The powdery DE is coated onto a filter surface to form a cake, and the cake of filter aid and retained solids are responsible for the filtration effect. It improves the clarity of beer or wine and helps to extend their shelf life.

“DE and dynamic depth filtration are adaptable, and flexible,” Makoveev said. “They allow brewers to easily adjust their filtration to their own particular brewing standards which brings out the true ‘personality’ of their beer… DE is also chosen because it’s inert, it’s a good value, it’s readily available and because of its high efficiency and high throughput.”

The concerning news is that there have been several studies (recently in 2013 and 2015) demonstrating that different steps involved in processing and filtering wine and beer can alter the metal composition in the beverages. A study from Germany showed that mixing beer with DE may cause levels of arsenic to increase in the beverage.

Redan and his team wanted to see if there was anything that could be done to stop that increase from occurring.

The Wash Experiments

The researchers from the Center for Food Safety and Applied Nutrition and their colleagues from the Alcohol and Tobacco Tax and Trade Bureau’s Scientific Services Division came up with a hypothesis: rinsing the DE before the wine or beer went through it might decrease the heavy metals that ended up in the end products.

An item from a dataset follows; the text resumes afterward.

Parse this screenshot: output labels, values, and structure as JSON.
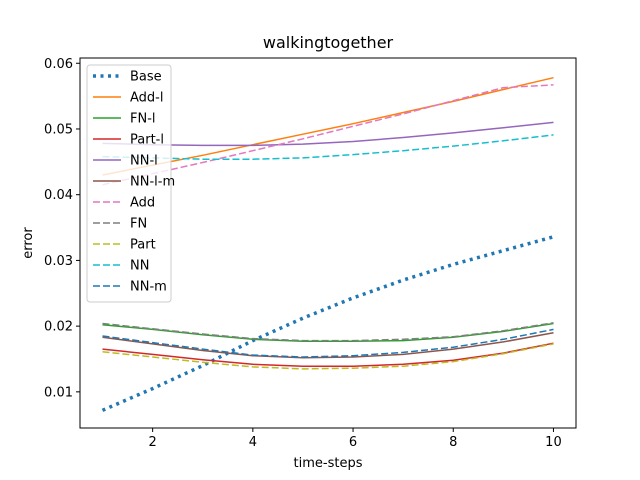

To test this idea, single batches of standard lager- and ale-style beers were brewed at the Fermentation Sciences Lab in the Department of Food Science at the University of Wisconsin-Madison. Single lots of red and white wine were produced at a commercial winery without filtration. One, two, three or five liters of each beverage were pumped through a DE filter at 60 mL/minute. In order to test potential methods to decrease the heavy metal content of filter aids, water, a 0.1 percent citric acid solution and a 0.1 percent EDTA (ethylenediaminetetraacetic acid) solution were used to “wash” the DE before the alcoholic beverages were filtered through.

“We wanted to extend these preliminary results to an actual filtration process to test if these results held in both wine and beer using different types of DE,” Naum said. “We did find it surprising that simply washing the DE could be a significant method of remediation” when it came to decreasing the heavy metals, especially the arsenic, she added. (The EDTA significantly reduced lead levels only.)

Arsenic concentration decreased by more than half by washing the DE filter for one minute with water and about 90 percent with the citric acid solution. No significant effect from washing was observed on cadmium concentrations. These treatments were selected because of previous work indicating that EDTA and citric acid have the ability to make heavy metals more soluble.

“The washing-treatment data indicate that a large fraction of the inorganic arsenic in DE is highly soluble and thus can be removed from this filter aid by even a relatively short washing step,” the study stated.

Naum said, “We hope that our experimental data can be used to inform the industry on potential steps they can take to reduce levels of these metals in their products. Our results indicate that those who use DE as a filter aid can select DE with lower amounts of heavy metals or wash the DE so that lower amount of heavy metals transfer to the filtered product.”

It should be noted that although heavy metal levels in the surveyed beer and wine samples had a large range of values, the results were consistent with other research indicating that differences in packaging, processing and the elemental composition of the soils where the raw input products are grown can all affect the heavy metal concentrations in the final product.

And while laboratory-scale experiments such as this one have been shown to correlate to industrial-scale production, Naum said the research team hopes to perform a large-scale study to confirm their findings.